Enternasyonalizm, halkların ve emekçilerin ortak mücadelesini, sınırları ve farklılıkları aşan bir dayanışma temelinde buluşturan güçlü bir düşüncedir. Farklı coğrafyalarda doğup büyümüş, farklı dillerde konuşan insanlar olarak, hepimiz aynı dünyanın sakinleriyiz ve ortak sorunlarla karşı karşıyayız. Kapitalizmin dayattığı sömürü düzeni, dünyanın dört bir yanında farklı biçimlerde ama aynı temelde işler. Bir fabrika işçisinin, bir çiftçinin ya da bir tekstil işçisinin karşı karşıya kaldığı sömürü, baskı ve adaletsizlikler farklı görünebilir; ancak özü aynıdır. Enternasyonalizm, bu ortak deneyimlerin küresel bir mücadeleyle aşılabileceğini, adalet, özgürlük ve eşitlik arayışının bizi birbirimize bağladığını savunur.

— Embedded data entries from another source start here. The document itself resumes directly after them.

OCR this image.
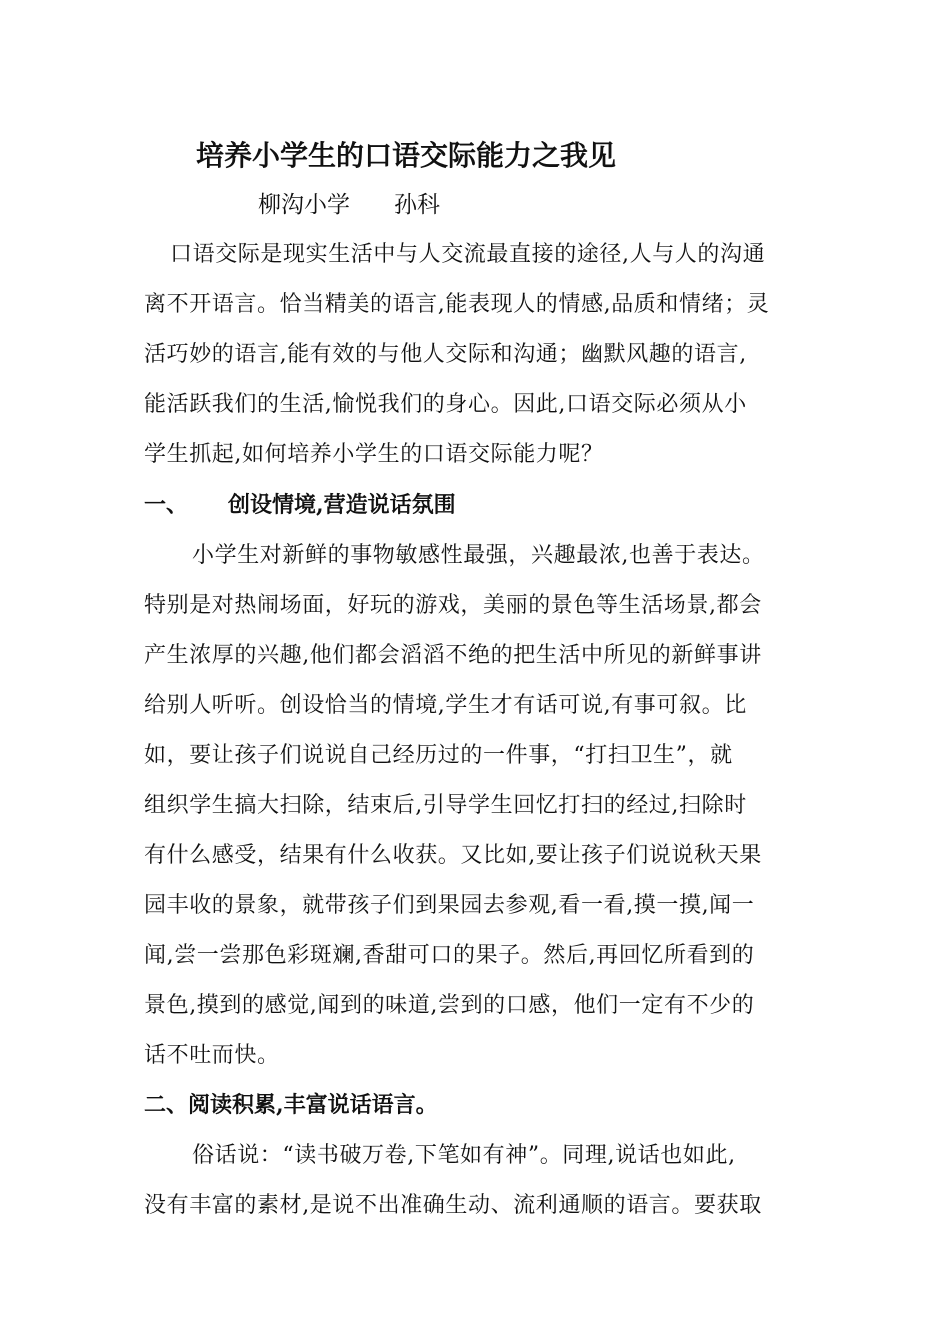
培养小学生的口语交际能力之我见
柳沟小学 孙科
口语交际是现实生活中与人交流最直接的途径,人与人的沟通
离不开语言。恰当精美的语言,能表现人的情感,品质和情绪；灵
活巧妙的语言,能有效的与他人交际和沟通；幽默风趣的语言,
能活跃我们的生活,愉悦我们的身心。因此,口语交际必须从小
学生抓起,如何培养小学生的口语交际能力呢？
一、 创设情境,营造说话氛围
小学生对新鲜的事物敏感性最强，兴趣最浓,也善于表达。
特别是对热闹场面，好玩的游戏，美丽的景色等生活场景,都会
产生浓厚的兴趣,他们都会滔滔不绝的把生活中所见的新鲜事讲
给别人听听。创设恰当的情境,学生才有话可说,有事可叙。比
如，要让孩子们说说自己经历过的一件事，“打扫卫生”，就
组织学生搞大扫除，结束后,引导学生回忆打扫的经过,扫除时
有什么感受，结果有什么收获。又比如,要让孩子们说说秋天果
园丰收的景象，就带孩子们到果园去参观,看一看,摸一摸,闻一
闻,尝一尝那色彩斑斓,香甜可口的果子。然后,再回忆所看到的
景色,摸到的感觉,闻到的味道,尝到的口感，他们一定有不少的
话不吐而快。
二、阅读积累,丰富说话语言。
俗话说：“读书破万卷,下笔如有神”。同理,说话也如此,
没有丰富的素材,是说不出准确生动、流利通顺的语言。要获取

Kapitalizmin neden olduğu savaşlar, açlık, yoksulluk ve eşitsizlikler, sadece belirli bir bölgenin ya da insanların değil, tüm dünyanın karşılaştığı sorunlardır. Her yerde insanlar, daha iyi bir yaşam için mücadele ediyor. Bu sömürü düzenine karşı direniş gösteren halklar, farklı yerlerde olsa da benzer taleplerle seslerini yükseltiyor. Avrupa’da grev yapan işçiler, Latin Amerika’da toprakları için mücadele eden köylüler, Ortadoğu’da emperyalizme karşı direnen topluluklar… Hepsi aynı baskıya karşı çıkıyor ve benzer acılar yaşıyor. Enternasyonalizm, bu mücadelelerin ortak bir hedefe yönelmesini, halkların kardeşliği ve dayanışma temelinde küresel bir direniş yaratılmasını sağlar. Böylece, dünyanın dört bir yanında farklı koşullarda yaşayan insanların verdiği mücadeleler birbirine bağlanır ve bir güç birliği oluşur.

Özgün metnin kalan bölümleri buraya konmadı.